墨麒沉默地踏入怪石阵中,以某种特定的规律左拐右弯,走了将近一盏茶的时间,才走到这片看似不大的怪石阵尽头。
在那里,有一个弯驼着背的瘦削身影,带着兜帽,一动不动地倚着一块巨石站着。
墨麒怔了一下,薄唇不自觉地紧紧抿了起来,过了一会,才往前踏出一步:“百老——”
一道内力隔成的无形的墙,阻住了他的脚步。
这内力并不怎么强劲,至少对于墨麒来说,算不得什么。
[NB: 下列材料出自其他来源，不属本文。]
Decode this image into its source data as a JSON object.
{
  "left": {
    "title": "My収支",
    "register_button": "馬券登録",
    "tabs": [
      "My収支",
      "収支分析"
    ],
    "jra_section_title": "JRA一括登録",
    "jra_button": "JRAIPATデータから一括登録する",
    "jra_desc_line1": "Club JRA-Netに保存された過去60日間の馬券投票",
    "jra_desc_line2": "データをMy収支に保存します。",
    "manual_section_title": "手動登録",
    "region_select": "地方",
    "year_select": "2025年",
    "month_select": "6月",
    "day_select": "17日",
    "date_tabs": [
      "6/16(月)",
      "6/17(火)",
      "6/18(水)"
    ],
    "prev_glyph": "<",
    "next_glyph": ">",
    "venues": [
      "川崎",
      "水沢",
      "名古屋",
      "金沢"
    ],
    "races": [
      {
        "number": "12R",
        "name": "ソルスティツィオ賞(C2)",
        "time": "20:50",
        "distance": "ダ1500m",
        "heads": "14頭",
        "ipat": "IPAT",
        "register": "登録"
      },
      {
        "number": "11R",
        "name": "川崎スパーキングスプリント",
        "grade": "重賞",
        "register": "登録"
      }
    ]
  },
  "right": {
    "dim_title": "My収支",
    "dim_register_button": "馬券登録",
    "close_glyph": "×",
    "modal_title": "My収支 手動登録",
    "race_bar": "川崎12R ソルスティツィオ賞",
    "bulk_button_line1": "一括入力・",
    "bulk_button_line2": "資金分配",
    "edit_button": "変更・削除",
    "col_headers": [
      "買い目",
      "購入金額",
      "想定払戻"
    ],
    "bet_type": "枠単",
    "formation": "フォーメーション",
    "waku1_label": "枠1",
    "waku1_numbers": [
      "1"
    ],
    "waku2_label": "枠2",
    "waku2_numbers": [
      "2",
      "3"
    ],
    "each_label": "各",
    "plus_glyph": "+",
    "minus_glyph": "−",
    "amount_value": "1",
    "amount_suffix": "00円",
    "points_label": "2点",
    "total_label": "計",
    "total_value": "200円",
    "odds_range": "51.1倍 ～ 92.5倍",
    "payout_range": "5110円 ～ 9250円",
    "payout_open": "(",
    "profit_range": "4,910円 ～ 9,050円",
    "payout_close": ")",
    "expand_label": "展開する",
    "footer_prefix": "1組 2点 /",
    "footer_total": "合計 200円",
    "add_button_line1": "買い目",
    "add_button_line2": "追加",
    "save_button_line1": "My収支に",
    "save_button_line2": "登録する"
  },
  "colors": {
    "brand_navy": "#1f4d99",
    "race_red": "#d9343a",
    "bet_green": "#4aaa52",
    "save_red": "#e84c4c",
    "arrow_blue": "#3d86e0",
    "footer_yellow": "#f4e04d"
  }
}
可偏偏他就没有再近一步,仿若有道天堑,将他和那瘦削老人隔开。
墨麒的脸色苍白了些。
他慢慢往后退了一步,停在对方划下的界限外:“……百老,您怎么亲自来了玉门关?”
曾经还有过自己的姓名,如今却只以百晓生之名行走于江湖的老人,生硬而讥讽地道:“你来得玉门关,我来不得?”
不等墨麒再说什么,江湖百晓生之主似乎已压不住心头的冷笑,嘲道:“你曾对我说过,此生永不会踏出华雪池半步,现在呢?你脚下站着的,是哪里的土地?”
玉门的月光,清凉疏浅,在墨麒雕刻般起伏的面庞上打下深邃又坚毅的影子。
他沉默着,没动,也没出声。
百晓生:“别问我为何来玉门关。自五年前你踏出华雪池,我便跟了你一路。你清楚的,百晓生从不干涉世事,我们只是风中的传声鸟。”看着墨麒沉默的样子,老人的眼神又从痛恨和讥讽,变得有些悲哀,有些惋惜。
他没再说什么刺人的话,声音重新变得沧桑而平淡:“你找到了我,你要问什么问题?”
这是江湖中的老规矩了,百年来没变过:凡是能寻到江湖百晓生的人,皆能问其一个问题。
墨麒:“辽军为何入境。”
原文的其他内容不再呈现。